I also have second thoughts about using Zeke like a vacuum cleaner if a piece of food hits the kitchen floor. My inner voice scolds, "That's so demeaning."
But recently, I got the slap in the face I deserved. My husband and I took the dog to the fairground after a good rain, and Zeke lapped up water from every dark brown mud hole he could race to. OK, I thought, it's clear I'm crazy, too. I'm worried about the quality of my dog's H2O, and he would drink a bucket of sewage.
Where has my memory been? This Brita-pampered pet has literally eaten goose poop.
He doesn't care
The truth is (whatever claptrap my inner voice is spewing), Zeke would happily eat a dog biscuit retrieved from a septic tank. He has stuck his nose into more hideous places than a plunger has been. He has no boundaries when it comes to food or near-food. And I doubt highly that even MY kitchen floor is much of a turn-off to him.
I've gotten into near-fistfights with Zeke trying to keep him from swallowing some unidentified piece of garbage he found along a walk.
A standoff
Once we got into a Mexican standoff. The pup scarfed up a chicken bone, and I locked my hands around his neck to keep him from swallowing. I remembered the intestinal contortions a childhood dog had when she had gulped down a chicken bone, so I was serious. But Zeke was, too. He wouldn't give up that bone. I wouldn't let go of his throat. We would be there still if I didn't outweigh him. He growled. I growled. I won. He probably would have survived either way.
In fact, that's the whole thing: survival. We got Zeke at the dog pound, where he was a bone-thin 15 pounds at six months of age. (The vet stunned us with the revelation he would weigh 50 pounds in short order as he grew up.) He had basically lived on his own for his entire life, scrounging what he could from wherever.
And he had not necessarily been in the nicest places. He came to us not only emaciated, but with his matted hair lice-covered as well (another surprise the vet laid on us).
Hunting instinct
In the early days, Zeke's walks were habitual hunts for food. You couldn't get a block before he found something he considered edible, gulped it down, and kept on hunting. A candy wrapper, a discarded bite of McDonald's burger, a plastic foam meat tray, goose poop (I thought I'd mention it again because he's eaten it more than once).
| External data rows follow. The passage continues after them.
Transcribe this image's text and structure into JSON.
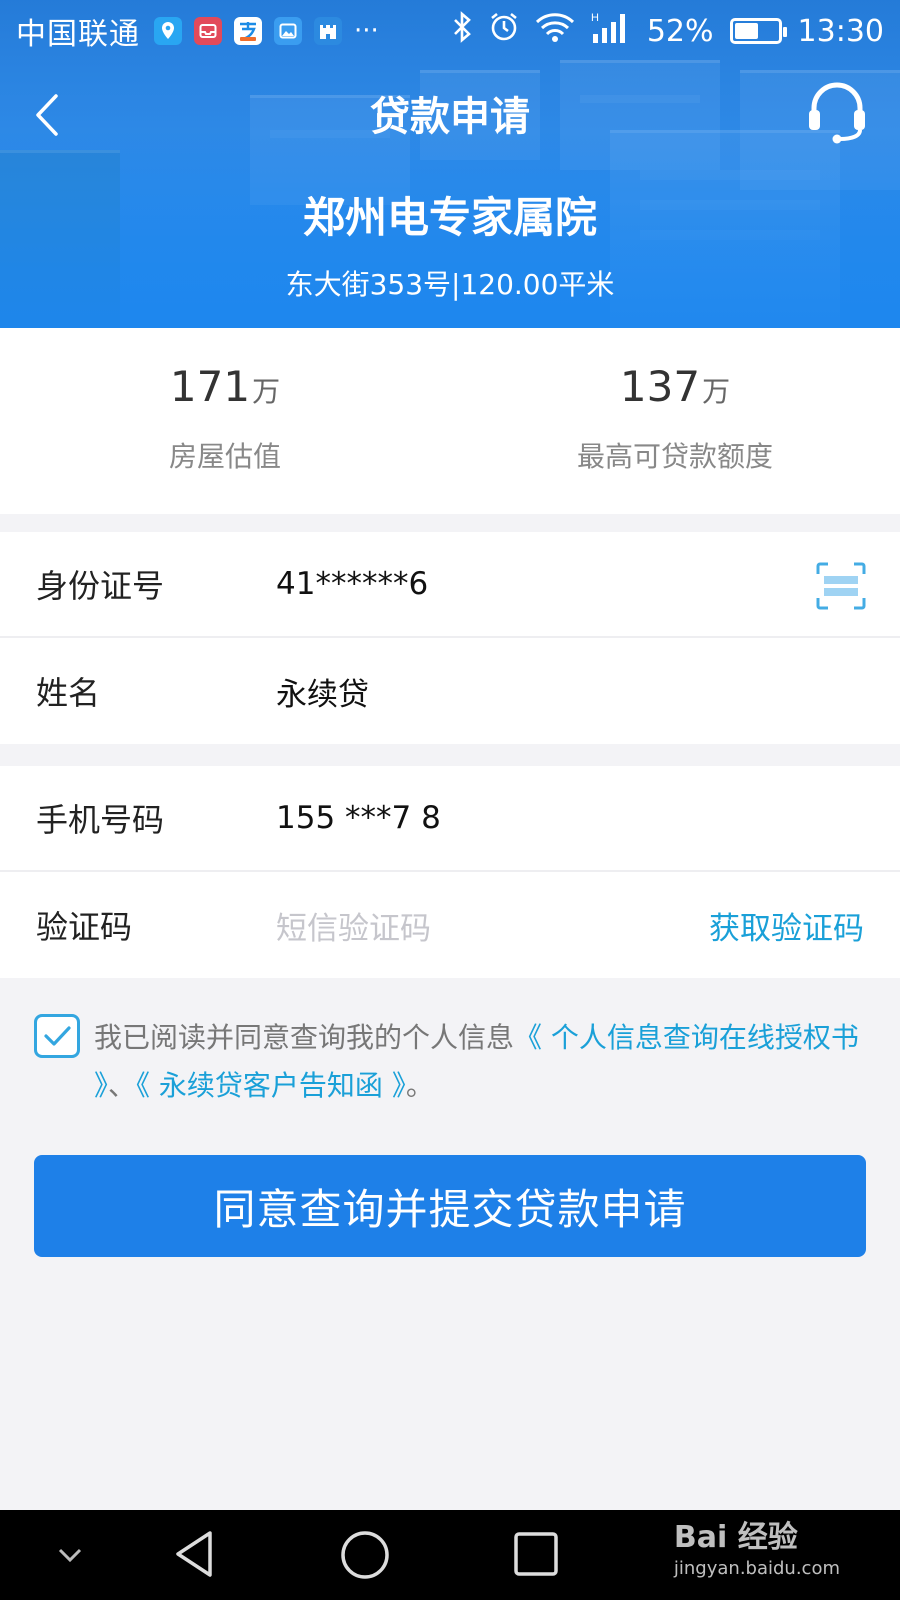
{
  "status_bar": {
    "carrier": "中国联通",
    "more": "···",
    "battery": "52%",
    "battery_level": 0.52,
    "time": "13:30",
    "icons": [
      "location-app-icon",
      "inbox-app-icon",
      "alipay-app-icon",
      "gallery-app-icon",
      "castle-app-icon",
      "bluetooth-icon",
      "alarm-icon",
      "wifi-icon",
      "signal-icon"
    ]
  },
  "header": {
    "title": "贷款申请",
    "back_icon": "chevron-left-icon",
    "service_icon": "headset-icon",
    "estate_name": "郑州电专家属院",
    "estate_info": "东大街353号|120.00平米"
  },
  "valuation": {
    "house_value": "171",
    "house_value_unit": "万",
    "house_value_label": "房屋估值",
    "max_loan": "137",
    "max_loan_unit": "万",
    "max_loan_label": "最高可贷款额度"
  },
  "form": {
    "id_label": "身份证号",
    "id_value": "41******6",
    "name_label": "姓名",
    "name_value": "永续贷",
    "phone_label": "手机号码",
    "phone_value": "155 ***7 8",
    "code_label": "验证码",
    "code_placeholder": "短信验证码",
    "get_code": "获取验证码"
  },
  "agreement": {
    "checked": true,
    "text": "我已阅读并同意查询我的个人信息",
    "link1": "《 个人信息查询在线授权书 》",
    "sep": "、",
    "link2": "《 永续贷客户告知函 》",
    "end": "。"
  },
  "submit_label": "同意查询并提交贷款申请",
  "watermark": {
    "brand": "Bai 经验",
    "url": "jingyan.baidu.com"
  },
  "colors": {
    "primary": "#1e80e8",
    "link": "#1aa0d8",
    "header": "#2a7fd6"
  }
}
Although Zeke's tastes have improved immensely, he's still a stray at heart. And muddy water is water, after all.
It's just me
So, I guess it's clear: I pour pure filtered water that reminds me of the ice cold mountain lakes of Arizona because that's what I want, not because it's what Zeke wants. Zeke couldn't care less -- he has more important things on his mind, like chasing down the mail carrier from window to window.
So, am I crazy? Undoubtedly.
So, will I stop? Heck, no. That inner voice also serenades me with this little ditty: "Aren't you a good master! Good girl, good girl!"
Dogs aren't the only ones who need to feel good.